Vatan gazetesinde "güvenilir askeri kaynaklara" dayandırılarak dün yayınlanan bir haber yaşananların nedenine dair önemli ipuçları veriyor.
"Güvenilir kaynak", askeri personele sivil yargılama yolu açan yasanın Anayasa Mahkemesi'nde Kasım ayında görüşüleceğini, sonucunun beklenmesi gerektiğini söylüyor.
Oysa, Anayasa Mahkemesi söz konusu yasal değişikliği iptal etse de bir şey değişmiyor.
Eski yasaya göre de general rütbesinin altındakiler sivil mahkemelerde yargılanıyordu.
Nitekim Albay Çiçek, yeni yasal düzenlemeden önce sivil mahkemece tutuklanmıştı.
"Güvenilir kaynak" tarafından ileri sürülen bir diğer oyalama gerekçesi ise, Çiçek'in soruşturmasının Ankara Başsavcılığı'na sevk edildiği şeklinde.
Bu da gerçeği yansıtmıyor.
Yetkisizlik kararı verilerek Ankara'ya sevk edilen dosya "sahte evrak" ile ilgili araştırmadan ibaret.
"Kim sızdırdı" ile ilgili şikâyet talepleri de incelenmek üzere Kadıköy'e gönderilmişti.

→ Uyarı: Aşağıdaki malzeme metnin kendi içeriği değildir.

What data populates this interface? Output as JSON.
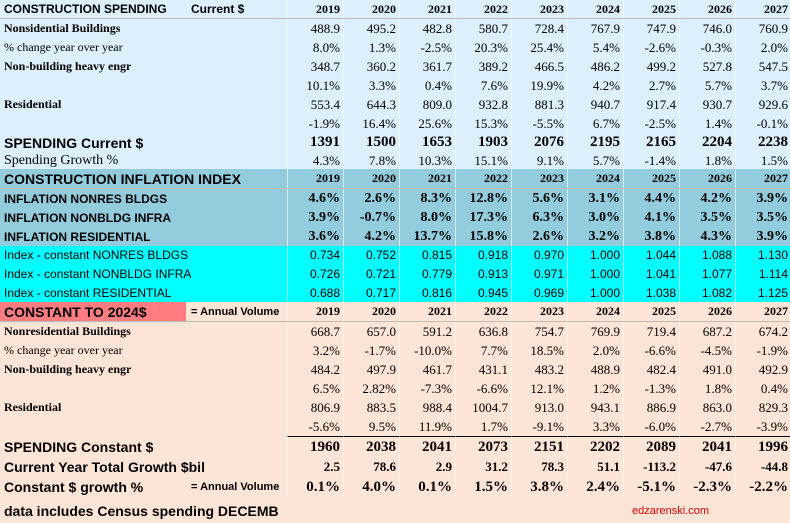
{
  "rows": [
    {
      "label": "CONSTRUCTION SPENDING",
      "note": "Current $",
      "cells": [
        "2019",
        "2020",
        "2021",
        "2022",
        "2023",
        "2024",
        "2025",
        "2026",
        "2027"
      ]
    },
    {
      "label": "Nonsidential Buildings",
      "cells": [
        "488.9",
        "495.2",
        "482.8",
        "580.7",
        "728.4",
        "767.9",
        "747.9",
        "746.0",
        "760.9"
      ]
    },
    {
      "label": "% change year over year",
      "cells": [
        "8.0%",
        "1.3%",
        "-2.5%",
        "20.3%",
        "25.4%",
        "5.4%",
        "-2.6%",
        "-0.3%",
        "2.0%"
      ]
    },
    {
      "label": "Non-building heavy engr",
      "cells": [
        "348.7",
        "360.2",
        "361.7",
        "389.2",
        "466.5",
        "486.2",
        "499.2",
        "527.8",
        "547.5"
      ]
    },
    {
      "cells": [
        "10.1%",
        "3.3%",
        "0.4%",
        "7.6%",
        "19.9%",
        "4.2%",
        "2.7%",
        "5.7%",
        "3.7%"
      ]
    },
    {
      "label": "Residential",
      "cells": [
        "553.4",
        "644.3",
        "809.0",
        "932.8",
        "881.3",
        "940.7",
        "917.4",
        "930.7",
        "929.6"
      ]
    },
    {
      "cells": [
        "-1.9%",
        "16.4%",
        "25.6%",
        "15.3%",
        "-5.5%",
        "6.7%",
        "-2.5%",
        "1.4%",
        "-0.1%"
      ]
    },
    {
      "label": "SPENDING Current $",
      "cells": [
        "1391",
        "1500",
        "1653",
        "1903",
        "2076",
        "2195",
        "2165",
        "2204",
        "2238"
      ]
    },
    {
      "label": "Spending Growth %",
      "cells": [
        "4.3%",
        "7.8%",
        "10.3%",
        "15.1%",
        "9.1%",
        "5.7%",
        "-1.4%",
        "1.8%",
        "1.5%"
      ]
    },
    {
      "label": "CONSTRUCTION INFLATION INDEX",
      "cells": [
        "2019",
        "2020",
        "2021",
        "2022",
        "2023",
        "2024",
        "2025",
        "2026",
        "2027"
      ]
    },
    {
      "label": "INFLATION NONRES BLDGS",
      "cells": [
        "4.6%",
        "2.6%",
        "8.3%",
        "12.8%",
        "5.6%",
        "3.1%",
        "4.4%",
        "4.2%",
        "3.9%"
      ]
    },
    {
      "label": "INFLATION NONBLDG INFRA",
      "cells": [
        "3.9%",
        "-0.7%",
        "8.0%",
        "17.3%",
        "6.3%",
        "3.0%",
        "4.1%",
        "3.5%",
        "3.5%"
      ]
    },
    {
      "label": "INFLATION RESIDENTIAL",
      "cells": [
        "3.6%",
        "4.2%",
        "13.7%",
        "15.8%",
        "2.6%",
        "3.2%",
        "3.8%",
        "4.3%",
        "3.9%"
      ]
    },
    {
      "label": "Index - constant NONRES BLDGS",
      "cells": [
        "0.734",
        "0.752",
        "0.815",
        "0.918",
        "0.970",
        "1.000",
        "1.044",
        "1.088",
        "1.130"
      ]
    },
    {
      "label": "Index - constant NONBLDG INFRA",
      "cells": [
        "0.726",
        "0.721",
        "0.779",
        "0.913",
        "0.971",
        "1.000",
        "1.041",
        "1.077",
        "1.114"
      ]
    },
    {
      "label": "Index - constant RESIDENTIAL",
      "cells": [
        "0.688",
        "0.717",
        "0.816",
        "0.945",
        "0.969",
        "1.000",
        "1.038",
        "1.082",
        "1.125"
      ]
    },
    {
      "label": "CONSTANT TO 2024$",
      "note": "= Annual Volume",
      "cells": [
        "2019",
        "2020",
        "2021",
        "2022",
        "2023",
        "2024",
        "2025",
        "2026",
        "2027"
      ]
    },
    {
      "label": "Nonresidential Buildings",
      "cells": [
        "668.7",
        "657.0",
        "591.2",
        "636.8",
        "754.7",
        "769.9",
        "719.4",
        "687.2",
        "674.2"
      ]
    },
    {
      "label": "% change year over year",
      "cells": [
        "3.2%",
        "-1.7%",
        "-10.0%",
        "7.7%",
        "18.5%",
        "2.0%",
        "-6.6%",
        "-4.5%",
        "-1.9%"
      ]
    },
    {
      "label": "Non-building heavy engr",
      "cells": [
        "484.2",
        "497.9",
        "461.7",
        "431.1",
        "483.2",
        "488.9",
        "482.4",
        "491.0",
        "492.9"
      ]
    },
    {
      "cells": [
        "6.5%",
        "2.82%",
        "-7.3%",
        "-6.6%",
        "12.1%",
        "1.2%",
        "-1.3%",
        "1.8%",
        "0.4%"
      ]
    },
    {
      "label": "Residential",
      "cells": [
        "806.9",
        "883.5",
        "988.4",
        "1004.7",
        "913.0",
        "943.1",
        "886.9",
        "863.0",
        "829.3"
      ]
    },
    {
      "cells": [
        "-5.6%",
        "9.5%",
        "11.9%",
        "1.7%",
        "-9.1%",
        "3.3%",
        "-6.0%",
        "-2.7%",
        "-3.9%"
      ]
    },
    {
      "label": "SPENDING Constant $",
      "cells": [
        "1960",
        "2038",
        "2041",
        "2073",
        "2151",
        "2202",
        "2089",
        "2041",
        "1996"
      ]
    },
    {
      "label": "Current Year Total Growth $bil",
      "cells": [
        "2.5",
        "78.6",
        "2.9",
        "31.2",
        "78.3",
        "51.1",
        "-113.2",
        "-47.6",
        "-44.8"
      ]
    },
    {
      "label": "Constant $ growth %",
      "note": "= Annual Volume",
      "cells": [
        "0.1%",
        "4.0%",
        "0.1%",
        "1.5%",
        "3.8%",
        "2.4%",
        "-5.1%",
        "-2.3%",
        "-2.2%"
      ]
    }
  ],
  "footer": {
    "text": "data includes Census spending DECEMB",
    "site": "edzarenski.com"
  }
}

Zira hem "sahte evrak" hem de "sızdırma" konusu Ağır Ceza'nın yetkisinde değil.
Buna karşılık 250'nci madde kapsamına giren ana dosyanın soruşturması İstanbul'un yetkisinde sürdürülmeye devam edildi.
Bazı uzmanlar ise "ıslak imza" skandalının "TSK ile hükümetin arasını açmak" için olduğunu ileri sürüyor.
Evlere şenlik bir sulandırma... 27 Nisan bildirisini, lahikaları, eylem planlarını da herhalde bu "fitne-fesat merkezleri" yazmıştır!!!
Uyanın! Askeri cunta mensuplarının, hükümeti devirmek için hazırlanan darbe planına suçüstü yapılıyor.
Hangi ilişkileri bozmaktan bahsediyorsunuz?
Kendimizi ve kamuoyunu kandırmaya çalışmaktan vazgeçelim.
Türk demokrasisi yeni bir "hukukun üstünlüğü" sınavı veriyor.
"Halkına savaş açanlar" mutlaka yargı önüne çıkarılmalı.
Bu soruşturmaya destek vermek, suçluları TSK içerisinde barındırmamak Başbuğ'un onur borcu.
Çünkü Türk halkının gözlerinin içine bakarak TSK komutanı olarak teminat verdi.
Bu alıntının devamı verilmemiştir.